Ayrıca; "İsrail'in Filistin'de savaş ve insanlığa karşı işlediği suçlarını, Filistin karşıtı ırkçılığını, savaş suçlarını ve soykırımı körükleyen propaganda yayma konusundaki utanç verici rolünü kınıyoruz. Filistin halkının kendi kaderini tayin etme hakkının, 'jus cogens' ve 'erga omnes' (istisnaya tabi olmayan ve tüm devletler için bağlayıcı evrensel kural) nitelikte olduğunu, tartışmaya açık olmadığını, aksine apaçık ve temel bir hak olduğunu hatırlatıyoruz" ifadeleri kullanıldı.

Gazze’deki insanlık tarihinin en büyük soykırımı gözü dönmüş siyonistlerce yürütülürken bu menfur fiillere karşı yapılan her türlü girişime büyük bir saygı duyuyorum. Hemen yanı başımızda devam eden bu katliamlara karşı çaresizliğin ne denli yürek yorgunluğu bıraktığını hissederek yaşamak zor. İnsan böyle bir çağda yaşamaktan utanç duyuyor adeta. 

Acaba diyorum, “Uluslararası Gazze Mahkeme Girişimi” gibi birtakım samimi gayretler Mescid-i Aksa’nın altına soktukları tünelden görüntü veren soykırımcı Netanyahu üzerinde hiç mi tesir bırakmıyor? 

Ne gezer. Bu insanlık değerinden nasip almamış kan emici kişiliğin dünya umurunda değil. Tünel içindeki mağrur görüntüsü ve işgalci söylemleriyle adeta dünyaya ve insanlık vicdanına meydan okuyor. Bilmiyor ki bu tünelin sonu karanlık.

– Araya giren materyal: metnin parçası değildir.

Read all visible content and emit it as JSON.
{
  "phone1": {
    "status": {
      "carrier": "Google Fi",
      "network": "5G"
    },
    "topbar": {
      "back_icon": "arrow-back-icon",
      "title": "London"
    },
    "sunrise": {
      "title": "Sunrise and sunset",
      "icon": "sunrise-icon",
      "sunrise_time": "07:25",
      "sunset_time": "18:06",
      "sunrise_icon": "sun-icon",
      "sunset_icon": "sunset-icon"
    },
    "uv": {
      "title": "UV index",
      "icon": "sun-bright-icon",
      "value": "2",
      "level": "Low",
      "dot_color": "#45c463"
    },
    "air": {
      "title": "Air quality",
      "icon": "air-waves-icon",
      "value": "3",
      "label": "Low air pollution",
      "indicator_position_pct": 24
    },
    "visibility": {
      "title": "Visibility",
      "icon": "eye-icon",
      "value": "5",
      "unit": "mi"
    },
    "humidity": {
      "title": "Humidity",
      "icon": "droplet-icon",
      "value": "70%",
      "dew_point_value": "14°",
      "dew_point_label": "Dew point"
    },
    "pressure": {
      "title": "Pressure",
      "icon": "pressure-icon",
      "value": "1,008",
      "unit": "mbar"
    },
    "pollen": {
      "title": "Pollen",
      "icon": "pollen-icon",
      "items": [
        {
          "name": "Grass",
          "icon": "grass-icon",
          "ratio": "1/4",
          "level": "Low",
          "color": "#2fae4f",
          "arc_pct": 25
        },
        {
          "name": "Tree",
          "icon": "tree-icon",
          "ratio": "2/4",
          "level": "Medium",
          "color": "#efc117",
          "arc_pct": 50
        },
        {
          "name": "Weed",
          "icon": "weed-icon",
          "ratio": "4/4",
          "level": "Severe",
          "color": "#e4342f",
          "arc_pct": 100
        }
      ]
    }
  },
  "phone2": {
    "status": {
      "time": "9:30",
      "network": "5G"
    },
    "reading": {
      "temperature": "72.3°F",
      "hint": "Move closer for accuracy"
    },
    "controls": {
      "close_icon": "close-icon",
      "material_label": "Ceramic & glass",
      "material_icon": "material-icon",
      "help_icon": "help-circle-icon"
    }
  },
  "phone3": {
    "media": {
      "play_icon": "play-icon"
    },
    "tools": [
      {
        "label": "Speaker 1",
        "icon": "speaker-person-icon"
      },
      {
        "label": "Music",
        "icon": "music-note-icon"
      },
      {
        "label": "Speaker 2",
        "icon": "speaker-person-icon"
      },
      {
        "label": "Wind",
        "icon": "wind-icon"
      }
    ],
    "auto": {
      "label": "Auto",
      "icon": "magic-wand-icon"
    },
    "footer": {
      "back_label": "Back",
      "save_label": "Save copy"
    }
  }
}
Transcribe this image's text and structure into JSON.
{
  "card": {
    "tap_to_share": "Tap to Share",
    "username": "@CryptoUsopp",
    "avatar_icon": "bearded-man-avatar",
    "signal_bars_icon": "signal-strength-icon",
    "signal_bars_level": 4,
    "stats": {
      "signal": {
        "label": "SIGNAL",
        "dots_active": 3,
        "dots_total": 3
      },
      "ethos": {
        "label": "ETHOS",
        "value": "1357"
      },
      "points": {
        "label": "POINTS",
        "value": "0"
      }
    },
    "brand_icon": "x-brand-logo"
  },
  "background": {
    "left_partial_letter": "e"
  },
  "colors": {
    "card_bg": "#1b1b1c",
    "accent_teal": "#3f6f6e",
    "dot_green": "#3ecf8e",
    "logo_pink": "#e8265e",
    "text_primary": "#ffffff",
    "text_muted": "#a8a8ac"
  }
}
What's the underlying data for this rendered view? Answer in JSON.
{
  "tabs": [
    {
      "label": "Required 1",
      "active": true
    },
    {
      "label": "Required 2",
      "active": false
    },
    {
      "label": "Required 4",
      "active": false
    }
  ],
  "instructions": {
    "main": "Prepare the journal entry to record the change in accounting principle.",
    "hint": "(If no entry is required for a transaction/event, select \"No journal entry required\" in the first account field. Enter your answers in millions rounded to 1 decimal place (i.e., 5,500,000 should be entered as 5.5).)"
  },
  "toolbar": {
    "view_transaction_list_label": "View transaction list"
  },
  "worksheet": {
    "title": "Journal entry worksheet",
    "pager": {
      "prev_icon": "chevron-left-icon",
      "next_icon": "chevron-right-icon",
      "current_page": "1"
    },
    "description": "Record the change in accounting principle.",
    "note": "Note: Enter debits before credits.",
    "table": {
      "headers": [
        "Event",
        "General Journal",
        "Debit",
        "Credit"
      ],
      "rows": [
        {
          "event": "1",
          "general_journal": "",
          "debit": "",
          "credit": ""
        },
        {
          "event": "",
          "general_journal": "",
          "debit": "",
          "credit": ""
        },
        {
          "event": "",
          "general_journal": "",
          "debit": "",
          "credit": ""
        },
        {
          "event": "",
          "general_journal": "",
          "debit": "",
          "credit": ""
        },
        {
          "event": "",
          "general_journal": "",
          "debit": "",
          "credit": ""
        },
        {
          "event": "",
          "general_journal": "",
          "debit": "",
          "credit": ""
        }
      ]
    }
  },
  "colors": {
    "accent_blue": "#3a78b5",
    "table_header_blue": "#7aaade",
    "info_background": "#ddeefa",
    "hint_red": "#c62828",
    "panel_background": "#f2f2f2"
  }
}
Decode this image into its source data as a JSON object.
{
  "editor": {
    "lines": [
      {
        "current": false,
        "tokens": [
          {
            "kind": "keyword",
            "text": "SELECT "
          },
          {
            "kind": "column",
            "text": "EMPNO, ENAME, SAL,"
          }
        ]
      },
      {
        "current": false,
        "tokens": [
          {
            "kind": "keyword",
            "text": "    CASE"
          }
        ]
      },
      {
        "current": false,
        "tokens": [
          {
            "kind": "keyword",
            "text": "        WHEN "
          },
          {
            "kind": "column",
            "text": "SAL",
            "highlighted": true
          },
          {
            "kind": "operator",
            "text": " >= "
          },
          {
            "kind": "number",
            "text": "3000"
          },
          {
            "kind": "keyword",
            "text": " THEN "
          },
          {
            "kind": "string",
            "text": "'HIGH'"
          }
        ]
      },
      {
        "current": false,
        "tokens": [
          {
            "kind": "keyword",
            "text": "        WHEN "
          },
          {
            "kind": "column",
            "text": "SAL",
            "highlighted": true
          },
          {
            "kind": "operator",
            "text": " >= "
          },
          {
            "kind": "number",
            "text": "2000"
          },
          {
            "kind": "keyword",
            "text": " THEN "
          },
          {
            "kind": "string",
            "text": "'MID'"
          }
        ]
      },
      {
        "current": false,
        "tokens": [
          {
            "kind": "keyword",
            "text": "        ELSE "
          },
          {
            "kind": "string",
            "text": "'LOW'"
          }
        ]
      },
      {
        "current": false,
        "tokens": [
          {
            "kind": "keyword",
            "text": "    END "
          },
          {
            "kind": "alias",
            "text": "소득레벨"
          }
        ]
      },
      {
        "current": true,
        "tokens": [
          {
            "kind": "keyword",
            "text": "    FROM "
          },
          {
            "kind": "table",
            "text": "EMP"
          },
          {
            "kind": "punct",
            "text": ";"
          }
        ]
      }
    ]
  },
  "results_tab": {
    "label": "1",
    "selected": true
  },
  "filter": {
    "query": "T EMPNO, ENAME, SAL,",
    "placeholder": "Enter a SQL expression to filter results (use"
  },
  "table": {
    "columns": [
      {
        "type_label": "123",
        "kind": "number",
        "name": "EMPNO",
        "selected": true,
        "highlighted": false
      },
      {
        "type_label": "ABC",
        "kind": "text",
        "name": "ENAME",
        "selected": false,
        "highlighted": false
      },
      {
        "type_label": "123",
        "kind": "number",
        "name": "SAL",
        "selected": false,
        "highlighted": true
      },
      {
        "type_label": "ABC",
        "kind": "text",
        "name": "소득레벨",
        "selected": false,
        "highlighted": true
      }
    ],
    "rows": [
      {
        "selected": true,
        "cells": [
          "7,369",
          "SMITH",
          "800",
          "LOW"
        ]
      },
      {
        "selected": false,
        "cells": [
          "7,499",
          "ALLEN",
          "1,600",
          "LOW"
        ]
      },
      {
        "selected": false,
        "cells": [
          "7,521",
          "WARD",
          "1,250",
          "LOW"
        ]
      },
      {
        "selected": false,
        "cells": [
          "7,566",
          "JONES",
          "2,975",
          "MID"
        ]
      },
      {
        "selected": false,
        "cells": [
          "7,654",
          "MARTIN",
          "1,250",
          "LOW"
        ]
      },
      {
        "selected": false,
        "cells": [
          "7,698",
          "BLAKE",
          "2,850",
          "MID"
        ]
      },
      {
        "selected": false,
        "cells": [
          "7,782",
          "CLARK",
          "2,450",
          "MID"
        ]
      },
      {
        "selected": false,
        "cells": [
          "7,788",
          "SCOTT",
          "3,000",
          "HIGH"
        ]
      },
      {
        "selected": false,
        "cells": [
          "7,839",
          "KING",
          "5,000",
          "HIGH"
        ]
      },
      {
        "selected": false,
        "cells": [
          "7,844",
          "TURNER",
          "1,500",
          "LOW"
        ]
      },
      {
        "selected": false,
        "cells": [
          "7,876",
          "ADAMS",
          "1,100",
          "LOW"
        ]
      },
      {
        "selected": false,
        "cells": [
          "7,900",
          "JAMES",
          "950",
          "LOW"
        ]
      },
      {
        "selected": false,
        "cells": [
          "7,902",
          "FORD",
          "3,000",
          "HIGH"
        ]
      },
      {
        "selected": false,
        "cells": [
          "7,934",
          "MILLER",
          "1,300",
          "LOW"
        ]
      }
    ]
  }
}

Hitler’in yaptığı Yahudi soykırımının üzerinden 80 yıl geçmemişken bu kez Yahudi faşizminin Hitler’i geride bırakan katliamlarını izah etmek hakikaten zor. Yahudi sermayesinin fonlamasıyla katliamların insani dramını yansıtan sinema filmleri, belgeseller, uluslararası etkinlikler mazlum bir millet algısına hizmet etmişti yıllarca. Şimdiyse maruz kaldıkları zulme rahmet okutacak cürümleri kendileri işlemekten çekinmiyor. Bu kadar Hollywood yapımını dünyaya arz eden bir Yahudi toplumunun soykırımı lanetlemesi olağan bir sonuç olmalıydı. Oysa tam tersi bir durumla karşı karşıyayız. Siyonizm, İsrail’de Müslüman düşmanı bir gençlik yetiştiriyor. 26 Mayıs Kudüs işgalinin yıl dönümünü dolayısıyla İsrail’de yapılan kutlamalarda genç faşistlerin sergilediği görüntü gelecekte de katliamların durmayacağını, bilakis tırmanacağını gösteriyor. 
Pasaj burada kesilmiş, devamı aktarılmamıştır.